Een woedeaanval is een extreme vorm van boosheid. Bij lagereschoolkinderen of bij jongeren en volwassen die op dit ontwikkelingsniveau functioneren, komen woedeaanvallen nog wel eens voor.

Meestal ontstaat een woedeaanval vanuit onmacht. Zo’n aanval kan heel heftig zijn. Zowel jij als volwassene als het kind zelf kunnen ervan onder de indruk zijn. Vaak heeft het kind achteraf spijt van wat het deed of zei. Daarom is het belangrijk om het kind te leren omgaan met deze woedeaanvallen.

Voorkom woedeaanvallen

Het voorkomen van een woedeaanval is het prettigst voor iedereen. Helaas is dat niet altijd mogelijk. Soms loopt de boosheid heel snel op of komt ze op een onverwacht moment.

Kijk goed naar het kind als je woedeaanvallen wilt voorkomen. Door het kind te observeren, wordt het steeds makkelijker om woedeaanvallen tegen te gaan.

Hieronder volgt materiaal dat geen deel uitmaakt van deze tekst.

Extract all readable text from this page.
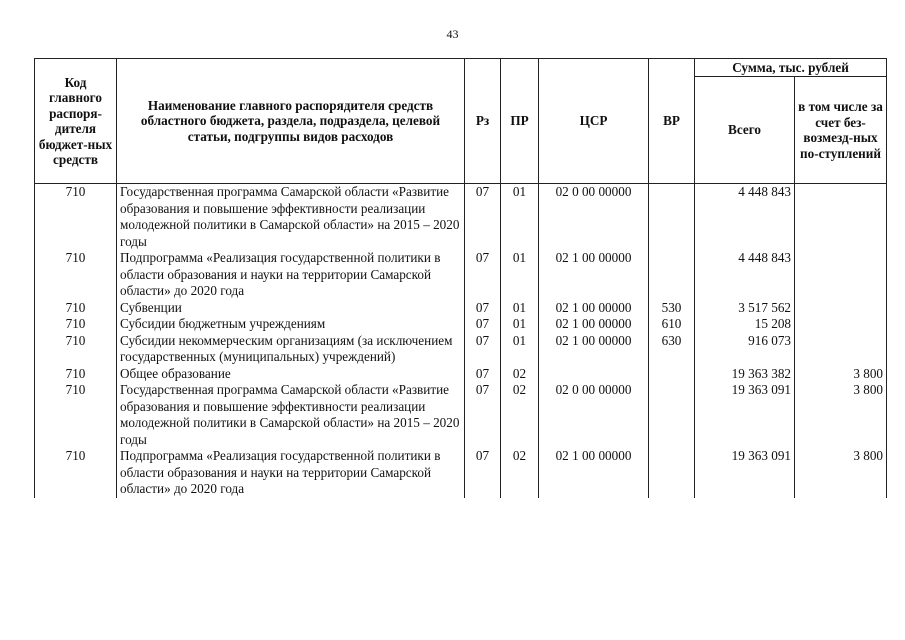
43
Код главного распоря-дителя бюджет-ных средств	Наименование главного распорядителя средств областного бюджета, раздела, подраздела, целевой статьи, подгруппы видов расходов	Рз	ПР	ЦСР	ВР	Сумма, тыс. рублей	
						Всего	в том числе за счет без-возмезд-ных по-ступлений
710	Государственная программа Самарской области «Развитие образования и повышение эффективности реализации молодежной политики в Самарской области» на 2015 – 2020 годы	07	01	02 0 00 00000		4 448 843	
710	Подпрограмма «Реализация государственной политики в области образования и науки на территории Самарской области» до 2020 года	07	01	02 1 00 00000		4 448 843	
710	Субвенции	07	01	02 1 00 00000	530	3 517 562	
710	Субсидии бюджетным учреждениям	07	01	02 1 00 00000	610	15 208	
710	Субсидии некоммерческим организациям (за исключением государственных (муниципальных) учреждений)	07	01	02 1 00 00000	630	916 073	
710	Общее образование	07	02			19 363 382	3 800
710	Государственная программа Самарской области «Развитие образования и повышение эффективности реализации молодежной политики в Самарской области» на 2015 – 2020 годы	07	02	02 0 00 00000		19 363 091	3 800
710	Подпрограмма «Реализация государственной политики в области образования и науки на территории Самарской области» до 2020 года	07	02	02 1 00 00000		19 363 091	3 800
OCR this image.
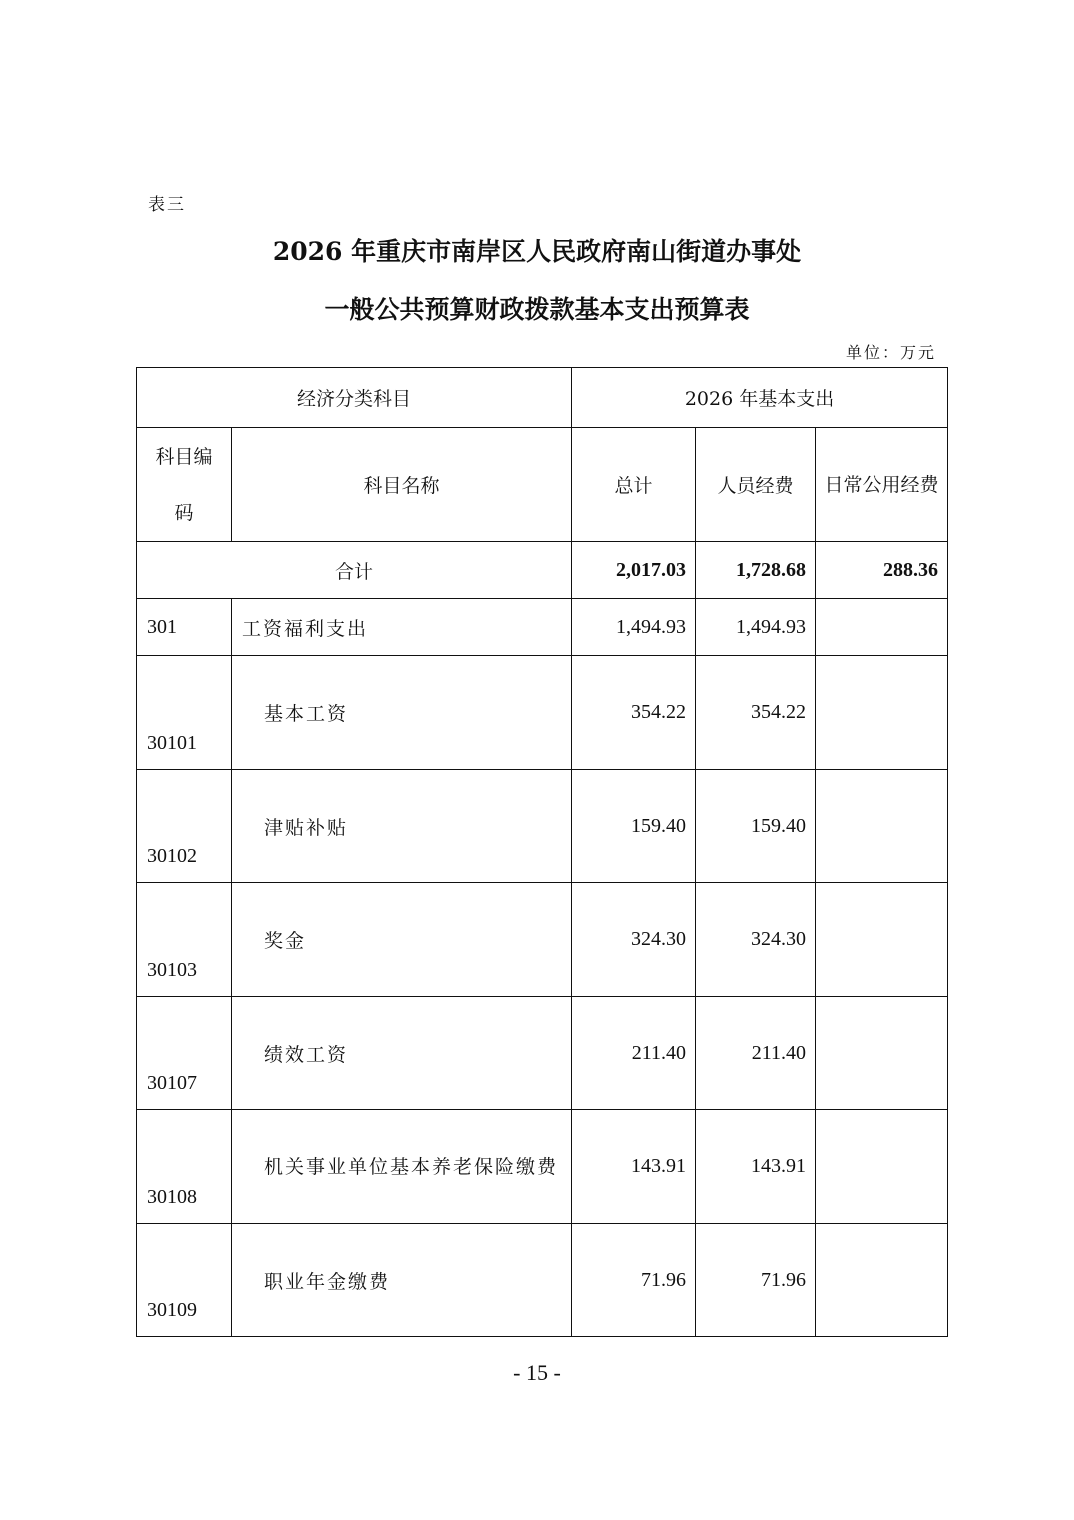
表三
2026 年重庆市南岸区人民政府南山街道办事处
一般公共预算财政拨款基本支出预算表
单位：万元
经济分类科目		2026 年基本支出		
科目编码	科目名称	总计	人员经费	日常公用经费
合计		2,017.03	1,728.68	288.36
301	工资福利支出	1,494.93	1,494.93	
30101	基本工资	354.22	354.22	
30102	津贴补贴	159.40	159.40	
30103	奖金	324.30	324.30	
30107	绩效工资	211.40	211.40	
30108	机关事业单位基本养老保险缴费	143.91	143.91	
30109	职业年金缴费	71.96	71.96	
- 15 -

Er zijn verschillende oorzaken mogelijk voor een woedeaanval:

  • Sommige kinderen krijgen alleen woedeaanvallen als ze heel moe zijn, bijvoorbeeld als ze ‘s nachts slecht hebben geslapen. Herken je dit? Zorg dan voor voldoende rustmomenten of zoek geen ‘uitdagende’ of prikkelende situaties op na een slechte nacht.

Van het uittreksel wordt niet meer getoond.